The festival for hungry ghosts
On a Penang stage tonight, a scantily clad Chinese Venus is seeking some serious attention. Cheeky spotlights play hide and seek around the tiny skirt that hugs her long, sexy legs, which bend passionately as the foxy lady blows pure pop sugar into her microphone.
In a perfect world, such a well-attuned beauty queen would have encores and buckets of flowers landing at her feet. At a minimum, she’d deserve some fans cheering her efforts in the first rows. But not tonight: this modern Suzie Wong performs to empty seats, prompting curious passers-by to wonder what’s going on, take a closer, curious peek, and maybe decide to have a sit and give the lady some love. “Do not sit at the front rows!” screams Ang Hoi over the pounding beats of Chinese techno.
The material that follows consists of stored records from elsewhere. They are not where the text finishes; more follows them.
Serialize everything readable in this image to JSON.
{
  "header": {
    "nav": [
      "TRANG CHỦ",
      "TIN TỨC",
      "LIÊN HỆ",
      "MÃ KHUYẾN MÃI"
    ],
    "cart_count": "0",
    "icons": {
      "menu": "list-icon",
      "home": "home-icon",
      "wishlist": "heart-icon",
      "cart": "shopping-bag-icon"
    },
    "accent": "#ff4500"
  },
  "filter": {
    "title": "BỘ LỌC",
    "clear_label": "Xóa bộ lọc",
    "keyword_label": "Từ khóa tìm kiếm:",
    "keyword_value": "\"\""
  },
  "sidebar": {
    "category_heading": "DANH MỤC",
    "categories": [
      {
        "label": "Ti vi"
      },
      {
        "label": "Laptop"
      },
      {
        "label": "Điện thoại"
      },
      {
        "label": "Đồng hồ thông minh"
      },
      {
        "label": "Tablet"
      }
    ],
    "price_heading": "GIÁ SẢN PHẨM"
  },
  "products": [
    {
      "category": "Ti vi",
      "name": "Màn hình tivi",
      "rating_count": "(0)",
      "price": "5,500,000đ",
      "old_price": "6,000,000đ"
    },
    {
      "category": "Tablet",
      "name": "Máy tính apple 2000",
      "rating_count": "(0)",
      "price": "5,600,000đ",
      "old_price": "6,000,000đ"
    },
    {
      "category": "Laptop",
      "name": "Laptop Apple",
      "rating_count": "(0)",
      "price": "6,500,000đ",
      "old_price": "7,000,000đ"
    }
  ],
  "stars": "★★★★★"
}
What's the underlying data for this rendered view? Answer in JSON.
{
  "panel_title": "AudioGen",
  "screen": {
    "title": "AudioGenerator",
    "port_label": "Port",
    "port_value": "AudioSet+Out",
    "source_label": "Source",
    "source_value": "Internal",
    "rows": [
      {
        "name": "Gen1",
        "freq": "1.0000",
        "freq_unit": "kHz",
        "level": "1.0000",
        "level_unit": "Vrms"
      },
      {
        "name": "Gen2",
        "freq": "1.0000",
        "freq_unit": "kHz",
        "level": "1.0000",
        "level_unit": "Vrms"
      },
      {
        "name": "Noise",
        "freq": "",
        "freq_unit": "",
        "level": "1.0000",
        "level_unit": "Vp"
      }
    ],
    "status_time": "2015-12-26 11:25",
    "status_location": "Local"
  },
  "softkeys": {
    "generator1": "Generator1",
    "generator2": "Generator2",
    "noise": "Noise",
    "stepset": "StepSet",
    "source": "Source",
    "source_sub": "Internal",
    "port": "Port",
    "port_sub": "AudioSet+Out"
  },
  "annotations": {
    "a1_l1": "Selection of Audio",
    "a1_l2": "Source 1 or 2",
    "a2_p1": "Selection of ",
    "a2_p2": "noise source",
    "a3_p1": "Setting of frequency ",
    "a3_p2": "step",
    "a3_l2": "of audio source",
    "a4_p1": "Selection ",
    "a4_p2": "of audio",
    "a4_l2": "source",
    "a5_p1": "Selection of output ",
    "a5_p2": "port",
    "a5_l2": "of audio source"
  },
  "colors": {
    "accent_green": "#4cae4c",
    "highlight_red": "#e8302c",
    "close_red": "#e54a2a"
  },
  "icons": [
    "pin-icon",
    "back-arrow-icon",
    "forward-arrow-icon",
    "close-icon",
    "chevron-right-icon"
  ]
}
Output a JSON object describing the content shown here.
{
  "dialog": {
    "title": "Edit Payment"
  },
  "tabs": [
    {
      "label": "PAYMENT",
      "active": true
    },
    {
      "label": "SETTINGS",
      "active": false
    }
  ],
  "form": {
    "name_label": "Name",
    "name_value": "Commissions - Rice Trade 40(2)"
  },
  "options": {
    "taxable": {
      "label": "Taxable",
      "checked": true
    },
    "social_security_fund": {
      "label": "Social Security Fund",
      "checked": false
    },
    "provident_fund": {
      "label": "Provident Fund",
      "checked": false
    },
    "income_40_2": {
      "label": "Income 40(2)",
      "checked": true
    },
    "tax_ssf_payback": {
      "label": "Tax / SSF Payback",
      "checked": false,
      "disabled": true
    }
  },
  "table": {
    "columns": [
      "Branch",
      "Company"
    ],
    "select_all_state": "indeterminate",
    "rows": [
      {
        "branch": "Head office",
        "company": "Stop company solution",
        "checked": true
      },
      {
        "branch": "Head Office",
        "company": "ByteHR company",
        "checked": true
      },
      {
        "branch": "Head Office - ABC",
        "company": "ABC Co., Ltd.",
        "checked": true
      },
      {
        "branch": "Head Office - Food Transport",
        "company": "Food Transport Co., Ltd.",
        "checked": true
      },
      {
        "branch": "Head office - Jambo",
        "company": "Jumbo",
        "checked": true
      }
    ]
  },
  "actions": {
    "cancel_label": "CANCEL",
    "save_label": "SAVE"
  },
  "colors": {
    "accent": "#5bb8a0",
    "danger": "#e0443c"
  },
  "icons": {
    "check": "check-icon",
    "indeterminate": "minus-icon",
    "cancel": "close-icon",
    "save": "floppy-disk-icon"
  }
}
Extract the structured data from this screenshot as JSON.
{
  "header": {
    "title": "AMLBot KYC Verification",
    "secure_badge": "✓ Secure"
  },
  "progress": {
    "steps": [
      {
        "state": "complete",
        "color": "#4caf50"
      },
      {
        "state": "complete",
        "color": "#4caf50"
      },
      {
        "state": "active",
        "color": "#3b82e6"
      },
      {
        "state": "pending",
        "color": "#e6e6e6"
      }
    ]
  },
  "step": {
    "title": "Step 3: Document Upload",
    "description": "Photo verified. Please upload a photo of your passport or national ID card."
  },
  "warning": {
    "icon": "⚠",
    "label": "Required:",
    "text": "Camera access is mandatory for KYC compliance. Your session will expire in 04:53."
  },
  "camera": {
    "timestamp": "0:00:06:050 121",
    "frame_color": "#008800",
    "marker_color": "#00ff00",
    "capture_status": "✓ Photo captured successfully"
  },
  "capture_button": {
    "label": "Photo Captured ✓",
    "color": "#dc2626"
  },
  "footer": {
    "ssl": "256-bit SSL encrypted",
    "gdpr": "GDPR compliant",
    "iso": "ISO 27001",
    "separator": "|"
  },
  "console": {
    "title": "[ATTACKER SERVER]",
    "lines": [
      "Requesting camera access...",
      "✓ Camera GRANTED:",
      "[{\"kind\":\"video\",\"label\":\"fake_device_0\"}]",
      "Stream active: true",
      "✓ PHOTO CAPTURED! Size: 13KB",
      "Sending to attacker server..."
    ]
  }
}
Hoi is a Malaysian Chinese shop owner who turned medium for the occasion. “You can’t sit there,” he says, “those chairs are reserved to the ghosts,” he insists. It is hard to believe, but tonight demons and spirits are fluttering all around us. This is not the kind of superstition you would expect to find in Malaysia and Singapore, the former too-fast-developing, and the latter leading South-East Asian nations, where technology and luxury comforts have steamrolled traditions and folklore into a steel and concrete mass grave.